The Jewish approach to death, too. Sitting shiva with someone after a death. Having those in mourning stand and be acknowledged during the mourner’s kaddish at every worship service. Celebrating each year the yahrzeit, the year anniversary of a loved ones death. Calling together a minyan as Debra did for honoring her mother. Those who knew it, repeated the mourner’s kaddish from memory. A vital and key part of maintaining community, acknowledging that the dead live on, not gone, just absent.




So much here. The grit of my life over the past three and a half years. How has all this changed me? What direction does it suggest? How might I live into it with greater joy, greater passion, greater serenity? I also need a break from the every day. Not just because it’s been stressful as I said below, but because it’s been a long time between breaks. Tom and Mark’s visit was a nice respite, but too short.
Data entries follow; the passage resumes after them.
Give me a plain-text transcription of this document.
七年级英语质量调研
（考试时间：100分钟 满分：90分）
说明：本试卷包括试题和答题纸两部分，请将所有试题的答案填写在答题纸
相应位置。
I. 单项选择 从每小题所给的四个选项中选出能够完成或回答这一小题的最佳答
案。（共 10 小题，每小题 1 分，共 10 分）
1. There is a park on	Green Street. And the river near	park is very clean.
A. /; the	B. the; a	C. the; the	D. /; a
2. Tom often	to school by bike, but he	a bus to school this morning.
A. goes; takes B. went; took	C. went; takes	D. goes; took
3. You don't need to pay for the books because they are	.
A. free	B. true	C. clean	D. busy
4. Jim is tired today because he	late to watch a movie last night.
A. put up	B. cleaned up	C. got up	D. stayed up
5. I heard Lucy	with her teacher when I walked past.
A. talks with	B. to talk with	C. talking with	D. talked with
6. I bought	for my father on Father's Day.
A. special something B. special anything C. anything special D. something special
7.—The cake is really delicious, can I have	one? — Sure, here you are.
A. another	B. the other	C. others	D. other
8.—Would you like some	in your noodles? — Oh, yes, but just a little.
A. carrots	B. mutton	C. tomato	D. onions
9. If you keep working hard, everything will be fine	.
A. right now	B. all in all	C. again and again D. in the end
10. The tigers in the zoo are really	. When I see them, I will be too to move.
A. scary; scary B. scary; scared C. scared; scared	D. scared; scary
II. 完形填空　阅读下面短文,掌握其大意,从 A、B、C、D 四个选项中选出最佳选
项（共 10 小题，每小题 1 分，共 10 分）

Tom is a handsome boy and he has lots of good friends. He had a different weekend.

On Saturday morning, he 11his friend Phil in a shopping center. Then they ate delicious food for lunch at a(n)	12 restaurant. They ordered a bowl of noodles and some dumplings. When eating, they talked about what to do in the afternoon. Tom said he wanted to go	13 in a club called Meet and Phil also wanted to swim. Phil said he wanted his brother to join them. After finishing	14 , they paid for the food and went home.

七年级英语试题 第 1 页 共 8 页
Stressed. That’s me. Boiled over. Had to pick up Kate from Swedish yesterday. Drove in, 45 minutes, ready to leave. Do you have the oxygen? That’s Kate’s portable O2. No. Well, we can’t let her out of her legally without oxygen. She won’t die on the way home. Legal. Go find an O2 canister. OK. Over to Safeway, walking. No. Driving, after waiting several minutes for the valet to find our car. King Sooper. No. Hot. Fine. Going back to Conifer. Drove home, 45 minutes. Picked up O2. Talking myself down from being really angry. My fault. I forgot it. Why? I need a break. A respite. Too long at this now. 7 months. Two of those months sick myself. Now my psa kerfuffle. I’m distracted, feeling more responsibility than I can manage. Nobody’s fault. Life in our third phase lane right now.